I have kept it pretty much together till I saw the plane coming in the mist. I can't type now.
All the pain of my 60 years of life is being condensed in the death of this great man.
I am sobbing over the loss of my youthful optimism and hope, the loss of my oldest child, the loss of an absent father I never had, pain for Nancy's loss of the love that made her life meaningful, the loss of truth and all that is good in this world.
The message in the pain is this. There is no happy ending here on earth. It is all after here, and this is the school of hard knocks and neaked truth
. I hope all of us graduate to a better place, where all that we hoped and dreamed for as children will come true.
That is the meaning of Ronald Wilson Regan's optimism in life. It isn't to be found here at all, but by trying for it here, and seeing the humor in our common predicament, we will find it there.
Thank you for your life, and your example, Ronald Wilson Reagan. We, as a nation, will try to take care of Nancy, who you loved so much, until she comes to you, in that place we all long for so much.
Simply beautiful.
May the Lord's grace shine upon you until the day He calls you home.
Please accept my heartfelt condolences to you for your losses. The fact that you are finding consolation in what we've been experiencing this week will help you through.
I'm putting you in my prayers too.
When you start putting some experience in your life each new loss reopens some of the old ones. Love transcends distance , time and death.
We long and ache for those no longer with us in this physical world, we can no longer touch or speak with them.

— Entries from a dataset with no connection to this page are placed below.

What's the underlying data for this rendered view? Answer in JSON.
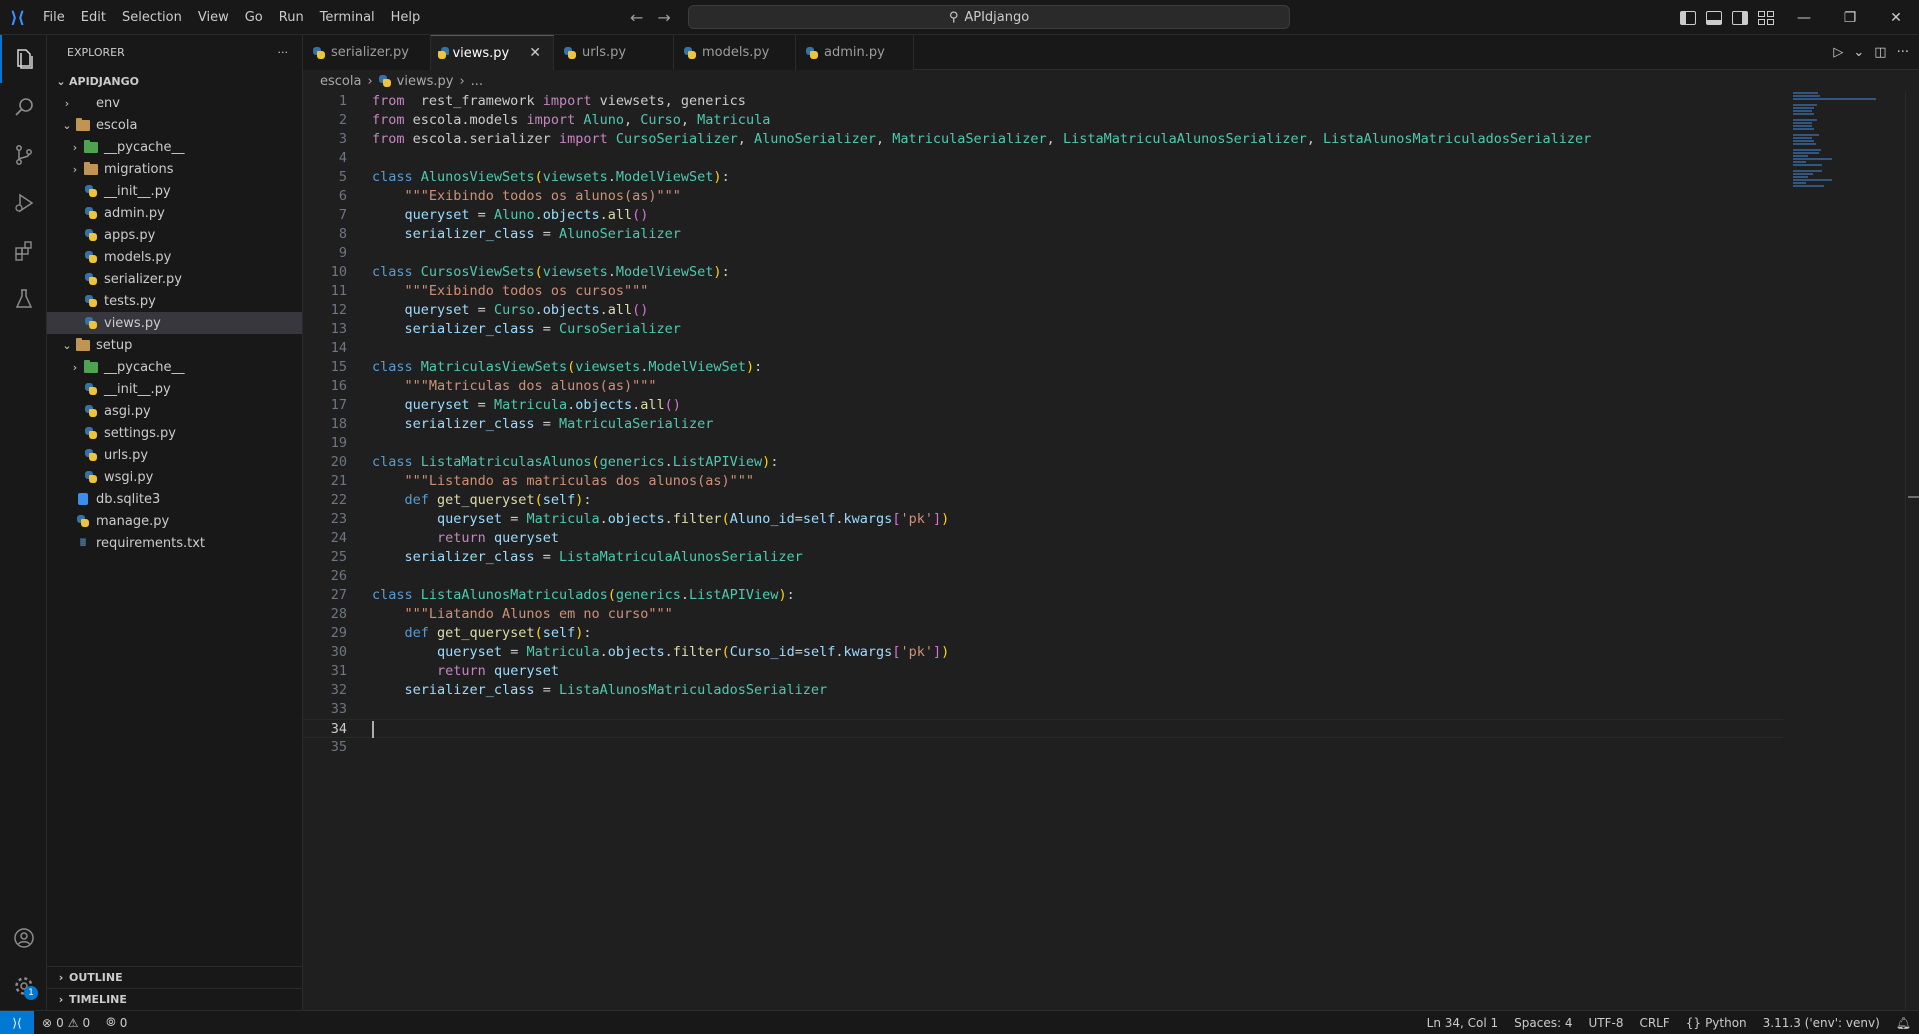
{
  "titlebar": {
    "menu": [
      "File",
      "Edit",
      "Selection",
      "View",
      "Go",
      "Run",
      "Terminal",
      "Help"
    ],
    "search_text": "APIdjango"
  },
  "sidebar": {
    "header": "EXPLORER",
    "workspace": "APIDJANGO",
    "tree": [
      {
        "label": "env",
        "depth": 1,
        "type": "folder-closed"
      },
      {
        "label": "escola",
        "depth": 1,
        "type": "folder-open"
      },
      {
        "label": "__pycache__",
        "depth": 2,
        "type": "pyfolder-closed"
      },
      {
        "label": "migrations",
        "depth": 2,
        "type": "folder-closed"
      },
      {
        "label": "__init__.py",
        "depth": 2,
        "type": "py"
      },
      {
        "label": "admin.py",
        "depth": 2,
        "type": "py"
      },
      {
        "label": "apps.py",
        "depth": 2,
        "type": "py"
      },
      {
        "label": "models.py",
        "depth": 2,
        "type": "py"
      },
      {
        "label": "serializer.py",
        "depth": 2,
        "type": "py"
      },
      {
        "label": "tests.py",
        "depth": 2,
        "type": "py"
      },
      {
        "label": "views.py",
        "depth": 2,
        "type": "py",
        "selected": true
      },
      {
        "label": "setup",
        "depth": 1,
        "type": "folder-open"
      },
      {
        "label": "__pycache__",
        "depth": 2,
        "type": "pyfolder-closed"
      },
      {
        "label": "__init__.py",
        "depth": 2,
        "type": "py"
      },
      {
        "label": "asgi.py",
        "depth": 2,
        "type": "py"
      },
      {
        "label": "settings.py",
        "depth": 2,
        "type": "py"
      },
      {
        "label": "urls.py",
        "depth": 2,
        "type": "py"
      },
      {
        "label": "wsgi.py",
        "depth": 2,
        "type": "py"
      },
      {
        "label": "db.sqlite3",
        "depth": 1,
        "type": "db"
      },
      {
        "label": "manage.py",
        "depth": 1,
        "type": "py"
      },
      {
        "label": "requirements.txt",
        "depth": 1,
        "type": "txt"
      }
    ],
    "outline": "OUTLINE",
    "timeline": "TIMELINE"
  },
  "tabs": [
    {
      "label": "serializer.py",
      "active": false
    },
    {
      "label": "views.py",
      "active": true
    },
    {
      "label": "urls.py",
      "active": false
    },
    {
      "label": "models.py",
      "active": false
    },
    {
      "label": "admin.py",
      "active": false
    }
  ],
  "breadcrumb": {
    "folder": "escola",
    "file": "views.py",
    "more": "..."
  },
  "editor": {
    "current_line": 34,
    "lines": [
      [
        [
          "kw2",
          "from"
        ],
        [
          "",
          "  "
        ],
        [
          "",
          "rest_framework "
        ],
        [
          "kw2",
          "import"
        ],
        [
          "",
          " viewsets, generics"
        ]
      ],
      [
        [
          "kw2",
          "from"
        ],
        [
          "",
          " escola.models "
        ],
        [
          "kw2",
          "import"
        ],
        [
          "cls",
          " Aluno"
        ],
        [
          "",
          ", "
        ],
        [
          "cls",
          "Curso"
        ],
        [
          "",
          ", "
        ],
        [
          "cls",
          "Matricula"
        ]
      ],
      [
        [
          "kw2",
          "from"
        ],
        [
          "",
          " escola.serializer "
        ],
        [
          "kw2",
          "import"
        ],
        [
          "cls",
          " CursoSerializer"
        ],
        [
          "",
          ", "
        ],
        [
          "cls",
          "AlunoSerializer"
        ],
        [
          "",
          ", "
        ],
        [
          "cls",
          "MatriculaSerializer"
        ],
        [
          "",
          ", "
        ],
        [
          "cls",
          "ListaMatriculaAlunosSerializer"
        ],
        [
          "",
          ", "
        ],
        [
          "cls",
          "ListaAlunosMatriculadosSerializer"
        ]
      ],
      [],
      [
        [
          "kw",
          "class"
        ],
        [
          "cls",
          " AlunosViewSets"
        ],
        [
          "p1",
          "("
        ],
        [
          "cls",
          "viewsets"
        ],
        [
          "",
          "."
        ],
        [
          "cls",
          "ModelViewSet"
        ],
        [
          "p1",
          ")"
        ],
        [
          "",
          ":"
        ]
      ],
      [
        [
          "",
          "    "
        ],
        [
          "str",
          "\"\"\"Exibindo todos os alunos(as)\"\"\""
        ]
      ],
      [
        [
          "",
          "    "
        ],
        [
          "var",
          "queryset"
        ],
        [
          "",
          " = "
        ],
        [
          "cls",
          "Aluno"
        ],
        [
          "",
          "."
        ],
        [
          "var",
          "objects"
        ],
        [
          "",
          "."
        ],
        [
          "fn",
          "all"
        ],
        [
          "p2",
          "()"
        ]
      ],
      [
        [
          "",
          "    "
        ],
        [
          "var",
          "serializer_class"
        ],
        [
          "",
          " = "
        ],
        [
          "cls",
          "AlunoSerializer"
        ]
      ],
      [],
      [
        [
          "kw",
          "class"
        ],
        [
          "cls",
          " CursosViewSets"
        ],
        [
          "p1",
          "("
        ],
        [
          "cls",
          "viewsets"
        ],
        [
          "",
          "."
        ],
        [
          "cls",
          "ModelViewSet"
        ],
        [
          "p1",
          ")"
        ],
        [
          "",
          ":"
        ]
      ],
      [
        [
          "",
          "    "
        ],
        [
          "str",
          "\"\"\"Exibindo todos os cursos\"\"\""
        ]
      ],
      [
        [
          "",
          "    "
        ],
        [
          "var",
          "queryset"
        ],
        [
          "",
          " = "
        ],
        [
          "cls",
          "Curso"
        ],
        [
          "",
          "."
        ],
        [
          "var",
          "objects"
        ],
        [
          "",
          "."
        ],
        [
          "fn",
          "all"
        ],
        [
          "p2",
          "()"
        ]
      ],
      [
        [
          "",
          "    "
        ],
        [
          "var",
          "serializer_class"
        ],
        [
          "",
          " = "
        ],
        [
          "cls",
          "CursoSerializer"
        ]
      ],
      [],
      [
        [
          "kw",
          "class"
        ],
        [
          "cls",
          " MatriculasViewSets"
        ],
        [
          "p1",
          "("
        ],
        [
          "cls",
          "viewsets"
        ],
        [
          "",
          "."
        ],
        [
          "cls",
          "ModelViewSet"
        ],
        [
          "p1",
          ")"
        ],
        [
          "",
          ":"
        ]
      ],
      [
        [
          "",
          "    "
        ],
        [
          "str",
          "\"\"\"Matriculas dos alunos(as)\"\"\""
        ]
      ],
      [
        [
          "",
          "    "
        ],
        [
          "var",
          "queryset"
        ],
        [
          "",
          " = "
        ],
        [
          "cls",
          "Matricula"
        ],
        [
          "",
          "."
        ],
        [
          "var",
          "objects"
        ],
        [
          "",
          "."
        ],
        [
          "fn",
          "all"
        ],
        [
          "p2",
          "()"
        ]
      ],
      [
        [
          "",
          "    "
        ],
        [
          "var",
          "serializer_class"
        ],
        [
          "",
          " = "
        ],
        [
          "cls",
          "MatriculaSerializer"
        ]
      ],
      [],
      [
        [
          "kw",
          "class"
        ],
        [
          "cls",
          " ListaMatriculasAlunos"
        ],
        [
          "p1",
          "("
        ],
        [
          "cls",
          "generics"
        ],
        [
          "",
          "."
        ],
        [
          "cls",
          "ListAPIView"
        ],
        [
          "p1",
          ")"
        ],
        [
          "",
          ":"
        ]
      ],
      [
        [
          "",
          "    "
        ],
        [
          "str",
          "\"\"\"Listando as matriculas dos alunos(as)\"\"\""
        ]
      ],
      [
        [
          "",
          "    "
        ],
        [
          "kw",
          "def"
        ],
        [
          "fn",
          " get_queryset"
        ],
        [
          "p1",
          "("
        ],
        [
          "var",
          "self"
        ],
        [
          "p1",
          ")"
        ],
        [
          "",
          ":"
        ]
      ],
      [
        [
          "",
          "        "
        ],
        [
          "var",
          "queryset"
        ],
        [
          "",
          " = "
        ],
        [
          "cls",
          "Matricula"
        ],
        [
          "",
          "."
        ],
        [
          "var",
          "objects"
        ],
        [
          "",
          "."
        ],
        [
          "fn",
          "filter"
        ],
        [
          "p1",
          "("
        ],
        [
          "var",
          "Aluno_id"
        ],
        [
          "",
          "="
        ],
        [
          "var",
          "self"
        ],
        [
          "",
          "."
        ],
        [
          "var",
          "kwargs"
        ],
        [
          "p2",
          "["
        ],
        [
          "str",
          "'pk'"
        ],
        [
          "p2",
          "]"
        ],
        [
          "p1",
          ")"
        ]
      ],
      [
        [
          "",
          "        "
        ],
        [
          "kw2",
          "return"
        ],
        [
          "var",
          " queryset"
        ]
      ],
      [
        [
          "",
          "    "
        ],
        [
          "var",
          "serializer_class"
        ],
        [
          "",
          " = "
        ],
        [
          "cls",
          "ListaMatriculaAlunosSerializer"
        ]
      ],
      [],
      [
        [
          "kw",
          "class"
        ],
        [
          "cls",
          " ListaAlunosMatriculados"
        ],
        [
          "p1",
          "("
        ],
        [
          "cls",
          "generics"
        ],
        [
          "",
          "."
        ],
        [
          "cls",
          "ListAPIView"
        ],
        [
          "p1",
          ")"
        ],
        [
          "",
          ":"
        ]
      ],
      [
        [
          "",
          "    "
        ],
        [
          "str",
          "\"\"\"Liatando Alunos em no curso\"\"\""
        ]
      ],
      [
        [
          "",
          "    "
        ],
        [
          "kw",
          "def"
        ],
        [
          "fn",
          " get_queryset"
        ],
        [
          "p1",
          "("
        ],
        [
          "var",
          "self"
        ],
        [
          "p1",
          ")"
        ],
        [
          "",
          ":"
        ]
      ],
      [
        [
          "",
          "        "
        ],
        [
          "var",
          "queryset"
        ],
        [
          "",
          " = "
        ],
        [
          "cls",
          "Matricula"
        ],
        [
          "",
          "."
        ],
        [
          "var",
          "objects"
        ],
        [
          "",
          "."
        ],
        [
          "fn",
          "filter"
        ],
        [
          "p1",
          "("
        ],
        [
          "var",
          "Curso_id"
        ],
        [
          "",
          "="
        ],
        [
          "var",
          "self"
        ],
        [
          "",
          "."
        ],
        [
          "var",
          "kwargs"
        ],
        [
          "p2",
          "["
        ],
        [
          "str",
          "'pk'"
        ],
        [
          "p2",
          "]"
        ],
        [
          "p1",
          ")"
        ]
      ],
      [
        [
          "",
          "        "
        ],
        [
          "kw2",
          "return"
        ],
        [
          "var",
          " queryset"
        ]
      ],
      [
        [
          "",
          "    "
        ],
        [
          "var",
          "serializer_class"
        ],
        [
          "",
          " = "
        ],
        [
          "cls",
          "ListaAlunosMatriculadosSerializer"
        ]
      ],
      [],
      [],
      []
    ]
  },
  "statusbar": {
    "errors": "0",
    "warnings": "0",
    "ports": "0",
    "position": "Ln 34, Col 1",
    "spaces": "Spaces: 4",
    "encoding": "UTF-8",
    "eol": "CRLF",
    "language": "Python",
    "interpreter": "3.11.3 ('env': venv)"
  },
  "activity_badge": "1"
}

They remain as close as a thought though. In the fullness of God's time we will all be reunited.
I was inconsolable with the loss of my Father but I did have comfort knowing that my Mom that had waited 20 years for him was there to welcome him over.
The painful partings on this side are joyful reunions on the other. My Mother finally got to embrace her 4 babies that this life wouldn't allow her know.
One woman's perspective.
I can relate. When I find myself shedding tears at the events of this week, it is not only for the Reagans but also for Dad, my deceased Mother, my sister and her daughters, and for the sadness life brings all of us.
Thank you for sharing your thoughts and emotions. This has been a tremendous week of remembrance, but the passing of Ronald Reagan is like the passing of an era, and I wonder what the next era of our history will be like. I was moved to tears by the words today of Margaret Thatcher and Brian Mulroney. Not just because their words were so heart-felt and gracious, but began to realize what great leaders the west had during the '80s. Those leaders are growing old, and we're losing them. And I can't help but feel the light is fading a bit in our world. Were it not for George W. Bush, and Tony Blair, this would be a dark world for sure. With Ronald Reagan's passage, the torch has really been passed on to us. I hope we're up to the task.